Laboratorio de Inteligencia Artificial Aplicada, Instituto de Ciencias de la Computación, Facultad de Ciencias Exactas y Naturales, Universidad de Buenos Aires - Consejo Nacional de Investigación en Ciencia y Técnica, Ciudad Autónoma de Buenos Aires, Argentina.
Departamento de Computación, Facultad de Ciencias Exactas y Naturales, Universidad de Buenos Aires, Ciudad Autónoma de Buenos Aires, Argentina.

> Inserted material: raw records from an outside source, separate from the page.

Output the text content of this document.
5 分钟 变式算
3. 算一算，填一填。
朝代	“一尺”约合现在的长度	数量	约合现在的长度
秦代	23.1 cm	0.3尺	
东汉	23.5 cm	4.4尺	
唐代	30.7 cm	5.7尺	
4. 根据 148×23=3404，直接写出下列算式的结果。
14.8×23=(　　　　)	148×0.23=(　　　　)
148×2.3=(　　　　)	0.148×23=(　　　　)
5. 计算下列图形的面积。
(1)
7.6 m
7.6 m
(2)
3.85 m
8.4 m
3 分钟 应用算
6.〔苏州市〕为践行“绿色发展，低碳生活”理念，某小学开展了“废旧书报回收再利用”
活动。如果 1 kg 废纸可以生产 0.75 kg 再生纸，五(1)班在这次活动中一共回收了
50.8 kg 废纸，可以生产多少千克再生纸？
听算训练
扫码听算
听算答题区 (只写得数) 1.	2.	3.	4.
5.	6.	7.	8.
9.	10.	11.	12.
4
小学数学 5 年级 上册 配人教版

Sci Rep. 2020 Mar 10;10(1):4396. doi: 10.1038/s41598-020-61353-z.
When we read printed text, we are continuously predicting upcoming words to integrate information and guide future eye movements. Thus, the Predictability of a given word has become one of the most important variables when explaining human behaviour and information processing during reading. In parallel, the Natural Language Processing (NLP) field evolved by developing a wide variety of applications. Here, we show that using different word embeddings techniques (like Latent Semantic Analysis, Word2Vec, and FastText) and N-gram-based language models we were able to estimate how humans predict words (cloze-task Predictability) and how to better understand eye movements in long Spanish texts. Both types of models partially captured aspects of predictability. On the one hand, our N-gram model performed well when added as a replacement for the cloze-task Predictability of the fixated word. On the other hand, word embeddings were useful to mimic Predictability of the following word. Our study joins efforts from neurolinguistic and NLP fields to understand human information processing during reading to potentially improve NLP algorithms.
当我们阅读印刷文本时,我们会不断预测接下来的单词,以整合信息并指导未来的眼球运动。因此,给定单词的可预测性已成为解释阅读过程中人类行为和信息处理的最重要变量之一。与此同时,自然语言处理 (NLP) 领域通过开发各种应用程序得到了发展。在这里,我们展示了使用不同的词嵌入技术(如潜在语义分析、Word2Vec 和 FastText)和基于 N 元组的语言模型,我们能够估计人类如何预测单词( cloze-task Predictability )以及如何更好地理解长西班牙文本中的眼球运动。这两种类型的模型都部分捕捉到了可预测性的各个方面。一方面,我们的 N 元组模型在作为注视词 cloze-task Predictability 的替代物添加时表现良好。另一方面,词嵌入对于模拟下一个词的可预测性很有用。我们的研究结合了神经语言学和 NLP 领域的努力,以了解阅读过程中的人类信息处理,从而有可能改进 NLP 算法。